By Rich Whittle on January 7, 2010 in History / Profiles
Pez was invented in 1927 by Eduard Haas III, a Viennese food-products mogul. Small, rectangular and mint-flavored (the name is a contraction of pfefferminz, the German word for peppermint), the candy was marketed to adults as an alternative to smoking. Originally sold in tins, Pez was repackaged in the late 1940s in plain, long-stemmed dispensers meant to suggest cigarette lighters, according to a story in The New York Times.

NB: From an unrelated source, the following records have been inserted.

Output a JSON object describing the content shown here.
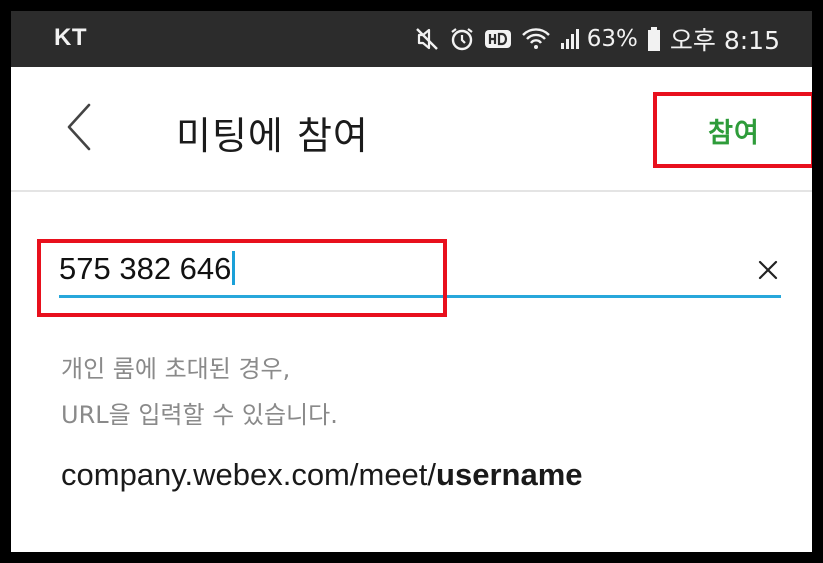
{
  "status_bar": {
    "carrier": "KT",
    "battery": "63%",
    "time": "오후 8:15",
    "icons": [
      "mute-icon",
      "alarm-icon",
      "hd-icon",
      "wifi-icon",
      "signal-icon",
      "battery-icon"
    ]
  },
  "app_bar": {
    "back_icon": "chevron-left-icon",
    "title": "미팅에 참여",
    "join_label": "참여"
  },
  "meeting_input": {
    "value": "575 382 646",
    "clear_icon": "close-icon"
  },
  "hint": {
    "line1": "개인 룸에 초대된 경우,",
    "line2": "URL을 입력할 수 있습니다."
  },
  "url_example": {
    "prefix": "company.webex.com/meet/",
    "bold": "username"
  },
  "colors": {
    "status_bar": "#2c2c2c",
    "accent_green": "#2e9c3a",
    "input_underline": "#27a7db",
    "highlight_red": "#e8101d",
    "hint_gray": "#8a8a8a"
  }
}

Introduced into the United States in the early 1950s, Pez sold fitfully. Then someone thought of remarketing it as a children’s candy, in fruit flavors, packed in whimsical dispensers. It fell to Curtis Allina to persuade the home office in Vienna, by all accounts a conservative outfit that took sober pride in its grown-up mint.
Allina prevailed, and the first two character dispensers, Santa Claus and a robot known as the Space Trooper, were introduced in 1955. Unlike today’s plain-stemmed, headed-and-footed dispensers, both were full-body figures, completely sculptured from top to toe.

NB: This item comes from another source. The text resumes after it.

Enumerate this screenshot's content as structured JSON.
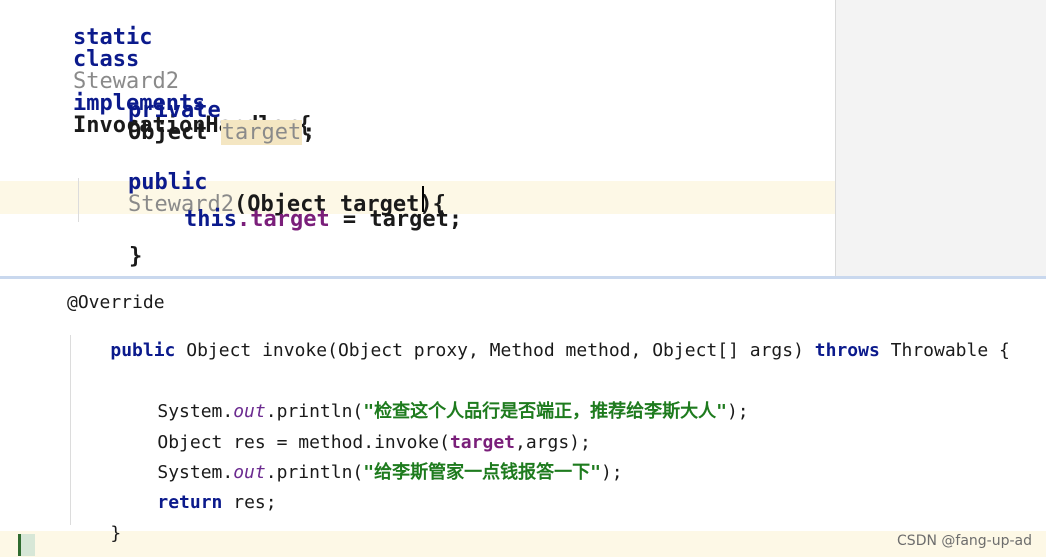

Driven in large part by baby-boomer nostalgia, Pez dispensers are now a staple of eBay and the ubiquitous subject of conventions, Web sites, newsletters, books and even a museum, the Burlingame Museum of Pez Memorabilia in Burlingame, Calif.
They have been featured in movies; a memorable “Seinfeld” episode (in which Elaine ruins a piano recital by laughing uncontrollably at the sight of a Pez dispenser); and a 2006 documentary, “PEZheads: The Movie,” which explores the Pez-collecting phenomenon.
Allina died Dec. 15 at his home in Olympia, Wash. He was 87.